Dans tes posts, dont certains sont des petits articles à part entière, tu parles de ta vie, réponds autant que tu peux à tes disciples heu lecteurs avec bienveillance (bon évidemment tu fais aussi ta promo mais faut bien que tu mettes du beurre dans les épinards). Là par exemple tu nous incites à dire la vérité quoiqu’il arrive plutôt que de conforter les gens dans leurs mensonges, ici tu critiques les gens qui affirment qu’ils est possible de ressentir “des émotions inappropriés ou fausses”. Tu trouves dans les réseaux sociaux la parfaite continuité de ce pacte autobiographique entamé dans tes livres alors on sent que tu joues le jeu avec plaisir.
Quand soudain, le premier juillet 2016 apparaît un coup de tonnerre survient au milieu de cette mer de messages débordant de bons sentiments : tu annonces que tu te sépares de ton mari, ton partenaire de vie, le fameux Felipe du livre.
WOW, alors là on s’y attendait pas. Mais POURQUOI ? C’est le tremblement de terre, tu peux pas nous écrire un livre sur comment ça va marcher avec Felipe et te séparer de lui. C’est un coup à me faire perdre foi en l’amour. En même temps tu fais ce que tu veux hein?
En septembre un deuxième rebondissement nous dévoile le pourquoi du comment de l’affaire.

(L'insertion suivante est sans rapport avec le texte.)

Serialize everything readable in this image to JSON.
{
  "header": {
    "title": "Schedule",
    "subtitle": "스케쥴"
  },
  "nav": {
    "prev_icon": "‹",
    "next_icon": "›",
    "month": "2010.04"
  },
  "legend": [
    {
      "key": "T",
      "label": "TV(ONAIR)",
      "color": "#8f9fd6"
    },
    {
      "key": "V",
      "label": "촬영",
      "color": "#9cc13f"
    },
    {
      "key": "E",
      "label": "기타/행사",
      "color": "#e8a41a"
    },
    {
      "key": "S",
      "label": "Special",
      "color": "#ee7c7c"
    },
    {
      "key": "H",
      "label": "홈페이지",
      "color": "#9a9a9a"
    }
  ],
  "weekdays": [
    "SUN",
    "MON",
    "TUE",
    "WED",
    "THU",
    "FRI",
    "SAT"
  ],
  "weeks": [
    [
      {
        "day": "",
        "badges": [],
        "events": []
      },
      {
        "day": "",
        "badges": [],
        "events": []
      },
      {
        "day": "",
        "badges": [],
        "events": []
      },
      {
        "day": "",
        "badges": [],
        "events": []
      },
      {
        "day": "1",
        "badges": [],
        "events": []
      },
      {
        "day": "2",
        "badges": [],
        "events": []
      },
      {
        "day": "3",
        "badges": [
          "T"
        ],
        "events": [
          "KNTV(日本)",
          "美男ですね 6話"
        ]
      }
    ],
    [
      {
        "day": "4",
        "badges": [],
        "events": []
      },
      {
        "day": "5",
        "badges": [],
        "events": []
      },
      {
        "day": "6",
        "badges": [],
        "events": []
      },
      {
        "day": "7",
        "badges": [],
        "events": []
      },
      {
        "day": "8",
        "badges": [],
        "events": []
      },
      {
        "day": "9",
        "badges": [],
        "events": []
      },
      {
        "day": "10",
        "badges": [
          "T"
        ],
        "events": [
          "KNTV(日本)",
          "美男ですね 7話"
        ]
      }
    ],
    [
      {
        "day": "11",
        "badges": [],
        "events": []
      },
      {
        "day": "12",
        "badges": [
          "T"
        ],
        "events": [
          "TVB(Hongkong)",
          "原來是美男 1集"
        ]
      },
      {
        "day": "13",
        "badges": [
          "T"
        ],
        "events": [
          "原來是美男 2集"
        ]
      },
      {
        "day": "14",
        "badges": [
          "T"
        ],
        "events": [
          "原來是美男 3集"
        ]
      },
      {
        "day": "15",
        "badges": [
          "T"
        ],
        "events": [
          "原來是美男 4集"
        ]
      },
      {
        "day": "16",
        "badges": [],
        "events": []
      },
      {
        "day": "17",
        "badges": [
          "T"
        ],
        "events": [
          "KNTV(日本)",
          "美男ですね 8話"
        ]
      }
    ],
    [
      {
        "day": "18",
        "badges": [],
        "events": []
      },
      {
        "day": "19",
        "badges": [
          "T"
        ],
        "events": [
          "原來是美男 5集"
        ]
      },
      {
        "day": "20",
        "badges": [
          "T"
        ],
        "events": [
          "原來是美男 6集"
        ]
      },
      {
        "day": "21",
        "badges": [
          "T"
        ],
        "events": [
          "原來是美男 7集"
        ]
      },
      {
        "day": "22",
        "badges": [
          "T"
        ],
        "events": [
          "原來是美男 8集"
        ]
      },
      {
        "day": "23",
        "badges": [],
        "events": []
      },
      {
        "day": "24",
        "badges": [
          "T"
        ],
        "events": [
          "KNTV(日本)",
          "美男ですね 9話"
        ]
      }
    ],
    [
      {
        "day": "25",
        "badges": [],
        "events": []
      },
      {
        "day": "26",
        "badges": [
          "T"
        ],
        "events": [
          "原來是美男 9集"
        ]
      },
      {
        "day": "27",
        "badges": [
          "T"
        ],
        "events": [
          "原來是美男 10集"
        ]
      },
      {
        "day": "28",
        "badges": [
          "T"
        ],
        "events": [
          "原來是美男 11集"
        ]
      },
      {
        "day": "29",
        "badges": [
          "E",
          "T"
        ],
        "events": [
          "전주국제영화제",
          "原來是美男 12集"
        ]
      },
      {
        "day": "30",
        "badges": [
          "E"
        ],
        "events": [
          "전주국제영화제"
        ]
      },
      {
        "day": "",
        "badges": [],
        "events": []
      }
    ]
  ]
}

Dans un message déchirant tu annonces que ta meilleure amie Rayya est en train de mourir d’un cancer du pancréas et que ce terrible événement t’a fait réaliser que “tu n’aimais pas que Rayya, tu étais amoureuse de Rayya.” D’où la séparation avec Felipe. Autant dire qu’à côté la rupture de Brad et Angelina c’est aussi excitant que le divorce de mes cousins au 3ème degré Martine et Michou.
“ But something happened to my heart and mind in the days and weeks following Rayya’s diagnosis. Death — or the prospect of death — has a way of clearing away everything that is not real, and in that space of stark and utter realness, I was faced with this truth: I do not merely love Rayya; I am in love with Rayya. And I have no more time for denying that truth. The thought of someday sitting in a hospital room with her, holding her hand and watching her slide away, without ever having let her (or myself!) know the extent of my true feelings for her…well, that thought was unthinkable.”
Voilà pour le dernier épisode en date. Je me doute qu’avec tout ces événements dans ta vie tu as peut-être autre chose à faire qu’écrire un livre mais sache que je l’attends avec autant d’impatience que Noël et mon anniversaire réunis.
PS: N’hésite pas à faire appel à moi si tu veux des conseils en couvertures.